I must decide about moments yet to be.

Is there a place for me in our socioeconomic system, either on the micro or macro scale?  Or both?

If I do not exist, does it matter what these states of energy do with themselves?

Although thoughts from many walks of life flow through me, I am a relatively simple guy.

Is there a place for simple in today’s economy?

“Noisemakers are not allowed,” the loud announcer said noisily over the PA system.  What?

To what am I sensitised today?  Usually, I feel a level of tension build up and then assign an event that serves as the relief valve.

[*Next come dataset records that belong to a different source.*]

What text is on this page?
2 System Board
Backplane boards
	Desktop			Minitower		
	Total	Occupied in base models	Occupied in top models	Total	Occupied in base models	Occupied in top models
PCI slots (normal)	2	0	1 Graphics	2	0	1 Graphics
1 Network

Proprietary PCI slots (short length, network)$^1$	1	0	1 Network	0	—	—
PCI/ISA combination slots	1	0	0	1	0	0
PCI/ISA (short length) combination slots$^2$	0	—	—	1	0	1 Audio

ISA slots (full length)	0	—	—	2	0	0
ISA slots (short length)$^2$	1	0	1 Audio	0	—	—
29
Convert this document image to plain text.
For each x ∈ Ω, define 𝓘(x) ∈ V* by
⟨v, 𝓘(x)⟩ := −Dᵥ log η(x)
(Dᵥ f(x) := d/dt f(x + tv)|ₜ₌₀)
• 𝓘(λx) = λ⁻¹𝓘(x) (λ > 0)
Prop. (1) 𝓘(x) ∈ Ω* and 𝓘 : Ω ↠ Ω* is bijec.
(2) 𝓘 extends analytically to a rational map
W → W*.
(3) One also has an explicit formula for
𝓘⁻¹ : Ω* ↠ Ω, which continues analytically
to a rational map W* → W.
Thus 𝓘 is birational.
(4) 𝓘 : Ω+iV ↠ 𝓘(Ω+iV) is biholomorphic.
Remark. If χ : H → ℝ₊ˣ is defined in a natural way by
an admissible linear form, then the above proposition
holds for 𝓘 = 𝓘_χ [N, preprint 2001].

All of us are motivated by something.

I think and I write.

Maybe it’s time to move from “I” to “i” to encourage movement along the path of absence of self.

Otherwise, vanity will get the best of me.

It’s easy to talk about states of energy being absent of good and evil when one has a solid sense of one’s comfortable set of moral and ethical boundaries provided by subcultural guidance and natural/genetic propensity of some sort.

I am a member of my species, not another, although i contain close to 100% of the same genetic material as many other combined states of energy we call separate species, whether they/we are directly codependent or indirectly tied to me through the global ecosystem.

Imagine the impossible and then make the impossible practical.

As my accountant said, there are many people with 100 patents in their names but few of them are earning a living off their inventions.

I hope Jennifer Hudson is not taking uppers or other “dietetic” supplements to push her weight down.

I before e, except after c.

Mixing formality informally.

Asking because i don’t know or need/want to know everything.

I forget what I told myself to do, repeating, repeating because I can’t remember I was once i before.

What’s next for me?

Is simply observing enough?

The universe is vaster than my readily-available thought set but it doesn’t stop me from adding new memories, neither punishing nor rewarding myself for recognising I’ve regained lost memories or lost them forever because I know these states of energy like to demonstrate the concepts of inertia and entropy for no other reason than to play a joke on themselves.

I fade away slowly.  i guess that’s simple enough for now.